Il dibattito sulla Montagna

Il 'logo' della 'Università della Montagna'Capita, per seguire la situazione del dibattito sulla montagna, di risalire la Valle Camonica nel bresciano, sino ad Edolo, nella sede del Corso di Laurea triennale (laurea breve) in "valorizzazione e tutela dell'ambiente e del territorio montano" nell'ambito del Dipartimento di scienze agrarie dell'Università di Milano. Un po' enfaticamente definita "Università della Montagna", ma giustamente ognuno occupa spazi non occupati altrimenti (il prossimo anno si iscriveranno cinque valdostani...) e la primogenitura conta, così come la scelta per nulla banale di aprire un centro universitaria davvero nel cuore delle Alpi in un Comune di quattromila abitanti dalle antiche radici camune.

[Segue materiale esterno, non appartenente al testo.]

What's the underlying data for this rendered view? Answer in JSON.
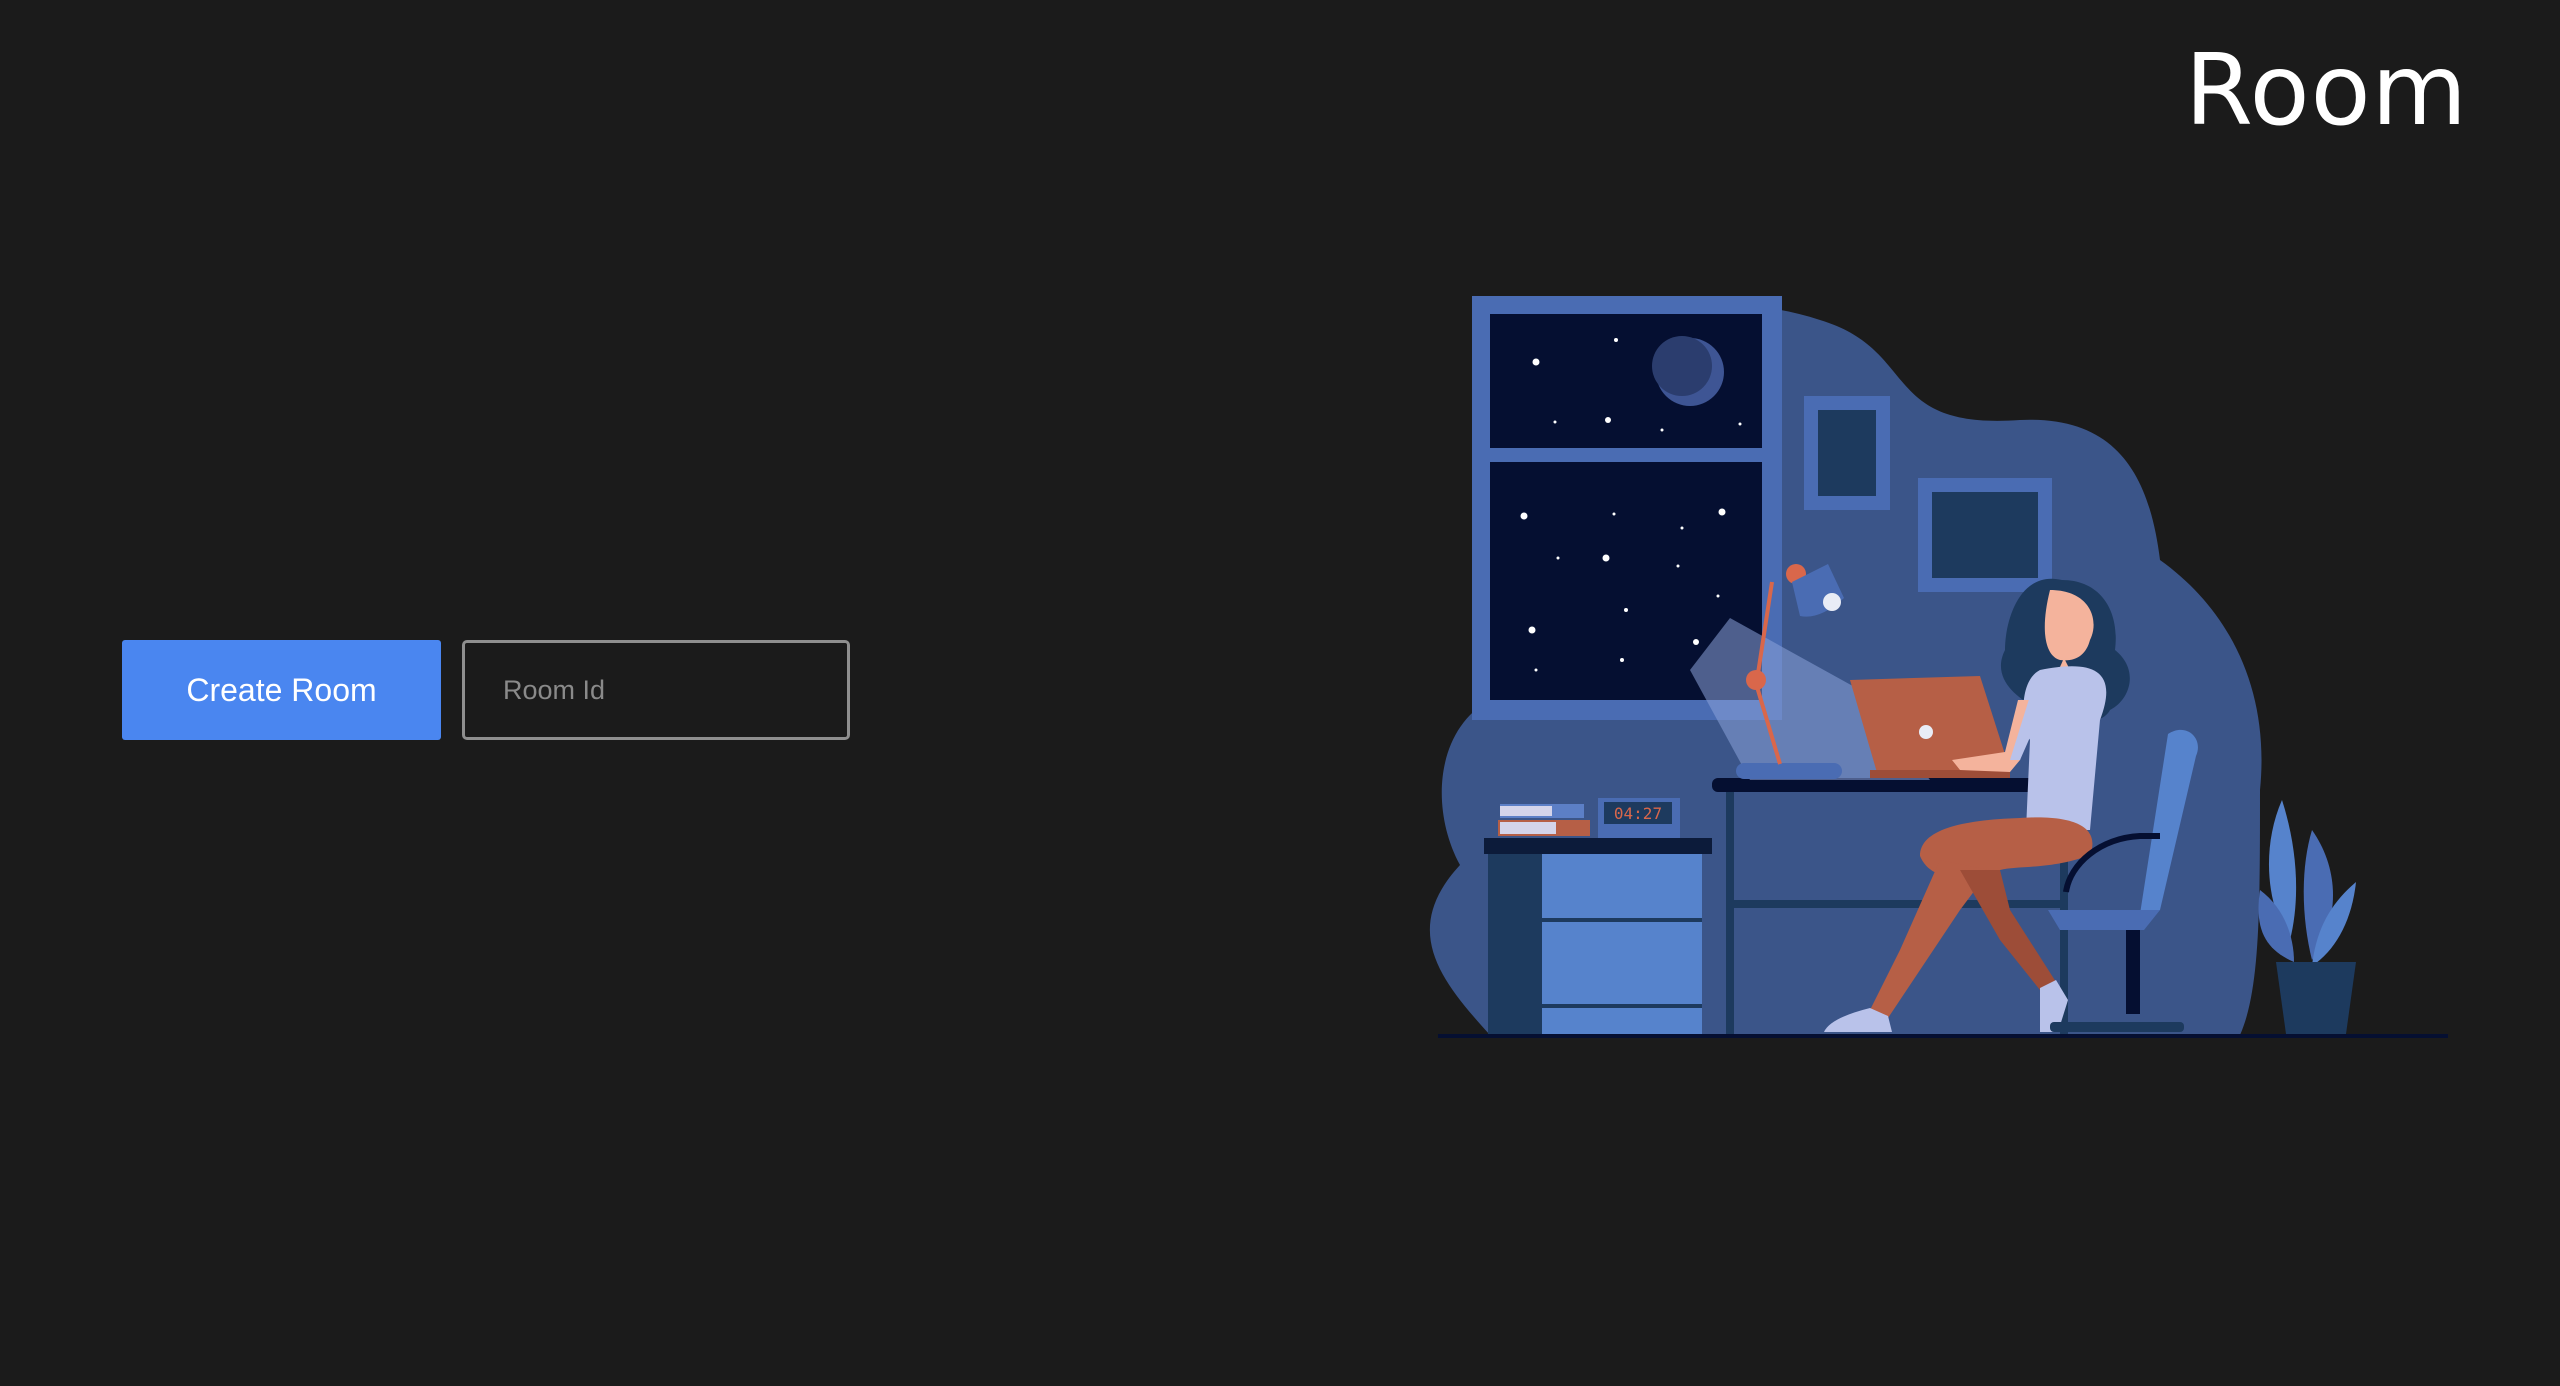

Personalità le più varie si sono trovate per riflettere su questo famoso territorio alpino che, nel versante sud sul territorio italiano, ha una situazione politico-amministrativa molto differenziata e anche consapevolezza sull'identità montanara molto diverse. Lo scrivo come valdostano e lo faccio con fierezza perché se c'è un terreno su cui nessuno può darci il solito «ricchi e privilegiati» è proprio una riflessione sulla montagna, la sua storia e i suoi diritti, legandola al pensiero autonomista, perché senza autonomia la montagna muore.
Il «che facciamo?» è un tormentone che conosco da un trentennio e ogni stagione ha i suoi problemi. Oggi, ma è la mia chiave di lettura, esistono due dimensioni, apparentemente distanti fra di loro, ma in realtà legate da un destino comune e chi conosce la sussidiarietà.
Prima di arrivarci, diciamo che sulla montagna possono agire due movimenti in contemporanea. Il primo è la sussidiarietà verticale, che dà la preferenza all'istanza istituzionale più vicina ai cittadini (e di conseguenza territorialmente meno estesa) nell'attribuzione delle funzioni pubbliche. Tale preferenza vale solo per le funzioni esercitabili da ciascun livello, nel senso che essa recede davanti all'inadeguatezza dovuta ad una dimensione troppo limitata a vantaggio, in una logica di desistenza, del livello immediatamente superiore. Una scala che si deve risalire, ma anche scendere, secondo i casi.
A livello istituzionale questo vuole dire - e lo segnalavo poco sopra - due aspetti, uno in alto e uno in basso. I problemi montani e le politiche conseguenti vedono un ruolo dell'Unione europea in cima, per così dire, alla piramide, mentre la piramide poggia su un sistema di autonomie locali del tutto in fibrillazione per l'impatto sui territori montani delle riforme in atto sugli enti locali con la fine delle Comunità montane e la messa in discussione della vita stessa dei Comuni piccoli e medi anche attraverso la formula delle "unioni". Cosa ci sia alla fine bisognerà capirlo prima - penso anche a quel che capiterà in Valle - per evitare un "tritacarne".
Vi è poi una seconda sussidiarietà, anch'essa da applicare in zona montana, quella orizzontale, che riguarda il rapporto tra Stato e società, fra pubblico e privato. Per capirci: non solo istituzioni, ma tutto quello che fonda, anzitutto con i montanari protagonisti, una rete coerente fra le diverse zone alpine e un'identità aggregante, pur a fronte di sfumature diverse di ogni diversa identità.
Si vola alto? Può darsi, però - in epoca di banalizzazione di troppo cose - bisogna evitare la routine.
Ci penso anche rispetto all'autonomia speciale della Valle d'Aosta, con la frase dello scrittore québécois, Yves Thériault: «C'est terrible de se laisser prendre dans sa routine, on s'enlise, on se sent en sécurité. Et puis, tout à coup, on s'éveille, et il n'y a plus rien...».